Partie introductive d'un projet ou d'une proposition de loi qui explique les objectifs du texte, son contexte et les raisons des dispositions proposées.

Lecture définitive

Dernier examen d'un texte par l'Assemblée nationale lorsque le désaccord avec le Sénat n'a pas pu être surmonté. Elle intervient dans le cadre du dernier mot.

Loi constitutionnelle

Loi qui modifie la Constitution. Elle est adoptée soit par référendum, soit par le Parlement réuni en Congrès à la majorité des trois cinquièmes des suffrages exprimés.

Loi de financement de la Sécurité sociale (LFSS)

Loi annuelle qui fixe les objectifs de dépenses et les conditions d'équilibre financier de la Sécurité sociale. Son examen suit une procédure encadrée par des délais constitutionnels.

Loi ordinaire

Catégorie générale des lois votées par le Parlement hors lois organiques, constitutionnelles et financières. Elle intervient dans le domaine défini par l'article 34 de la Constitution.

Majorité relative

Situation dans laquelle une option obtient plus de voix que les autres sans atteindre la majorité absolue. Elle suffit dans certains scrutins, notamment au second tour des législatives.

Motion référendaire

Motion de procédure tendant à proposer qu'un texte soit soumis au référendum. Si elle est adoptée, la poursuite de l'examen parlementaire du texte est interrompue.

Motion de rejet préalable

Motion visant à décider qu'il n'y a pas lieu de délibérer sur un texte. Son adoption entraîne le rejet du texte avant l'examen des articles.

Pairage

Pratique politique informelle par laquelle deux députés de bords opposés conviennent de s'abstenir simultanément lors d'un vote afin de neutraliser leurs absences respectives.

Publication au Journal officiel

Étape de diffusion officielle de la loi promulguée au Journal officiel. Sauf disposition contraire, l'entrée en vigueur intervient le lendemain de cette publication.

Question préalable

Motion de procédure ayant le même effet qu'une motion de rejet : elle permet à l'Assemblée de décider qu'il n'y a pas lieu de poursuivre la discussion d'un texte.

Rapport parlementaire

Document rédigé par un rapporteur au nom d'une commission. Il présente l'analyse du texte, les auditions, les amendements adoptés en commission et les recommandations.

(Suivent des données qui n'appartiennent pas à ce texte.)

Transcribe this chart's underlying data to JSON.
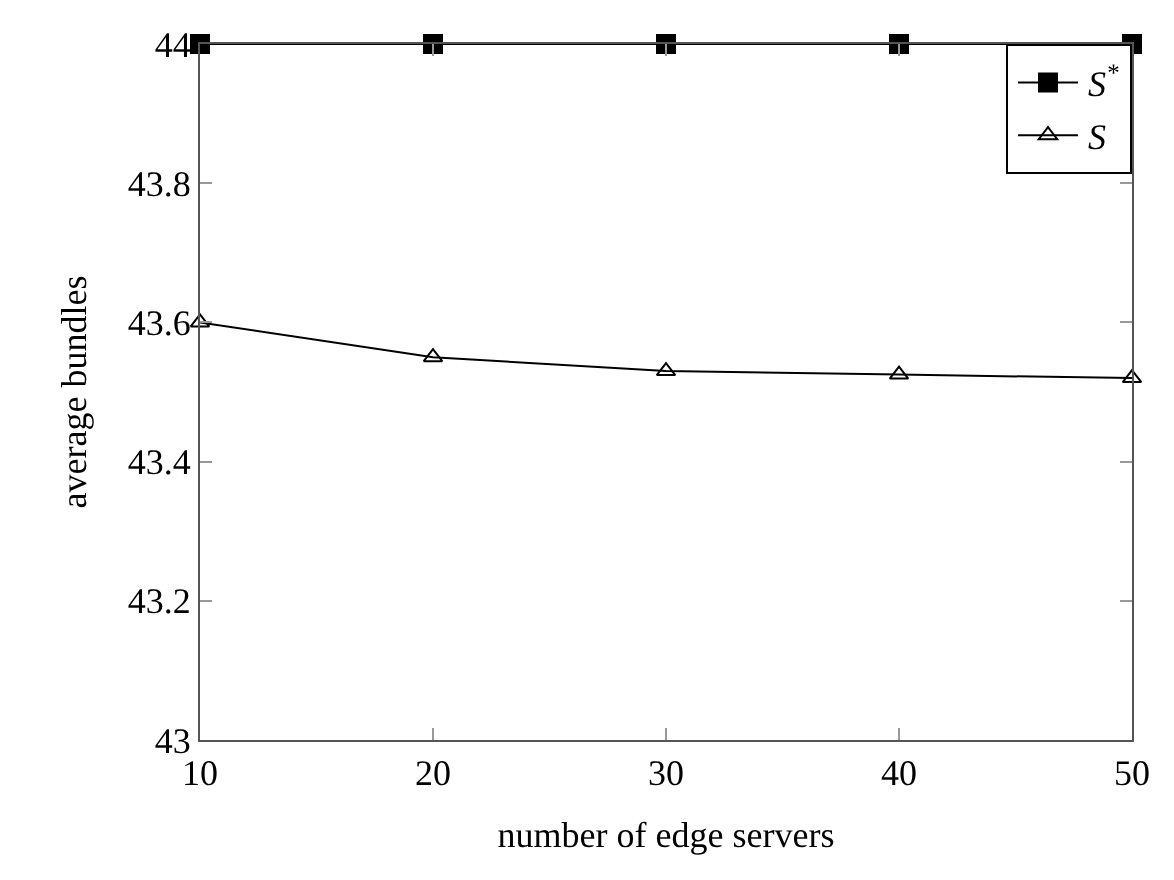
{
  "chart_data": {
    "type": "line",
    "xlabel": "number of edge servers",
    "ylabel": "average bundles",
    "x": [
      10,
      20,
      30,
      40,
      50
    ],
    "series": [
      {
        "name": "S$^{*}$",
        "color": "#000000",
        "marker": "square",
        "values": [
          44,
          44,
          44,
          44,
          44
        ]
      },
      {
        "name": "S",
        "color": "#000000",
        "marker": "triangle",
        "values": [
          43.6,
          43.55,
          43.53,
          43.525,
          43.52
        ]
      }
    ],
    "xlim": [
      10,
      50
    ],
    "xticks": [
      10,
      20,
      30,
      40,
      50
    ],
    "ylim": [
      43,
      44
    ],
    "yticks": [
      43,
      43.2,
      43.4,
      43.6,
      43.8,
      44
    ],
    "legend": "top right",
    "line_style": "solid"
  }
}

Saisine du Conseil constitutionnel

Acte par lequel les autorités habilitées (Président de la République, Premier ministre, présidents des assemblées, ou 60 députés/sénateurs) demandent le contrôle de constitutionnalité d'une loi avant sa promulgation.

Seconde délibération

Nouvel examen, demandé en cours de discussion, de tout ou partie d'un texte déjà voté afin de modifier la rédaction adoptée après un premier vote.

Session extraordinaire

Période de réunion du Parlement en dehors de la session ordinaire, convoquée par décret du Président de la République sur un ordre du jour déterminé.

Session ordinaire

Période annuelle principale des travaux parlementaires, qui s'étend d'octobre à juin dans la limite constitutionnelle de jours de séance.

Vote conforme

Adoption d'un texte par une chambre dans les mêmes termes que l'autre chambre, sans modification. Le texte est alors définitivement adopté, hors contrôle éventuel du Conseil constitutionnel.

Vote par délégation

Dérogation au principe du vote personnel permettant à un député de déléguer son vote dans des cas strictement encadrés par les textes.

Article 49 alinéa 3

Disposition constitutionnelle permettant au Premier ministre d'engager la responsabilité du Gouvernement sur un texte de loi. Le texte est considéré comme adopté sans vote, sauf si une motion de censure est déposée et votée dans les 24 heures.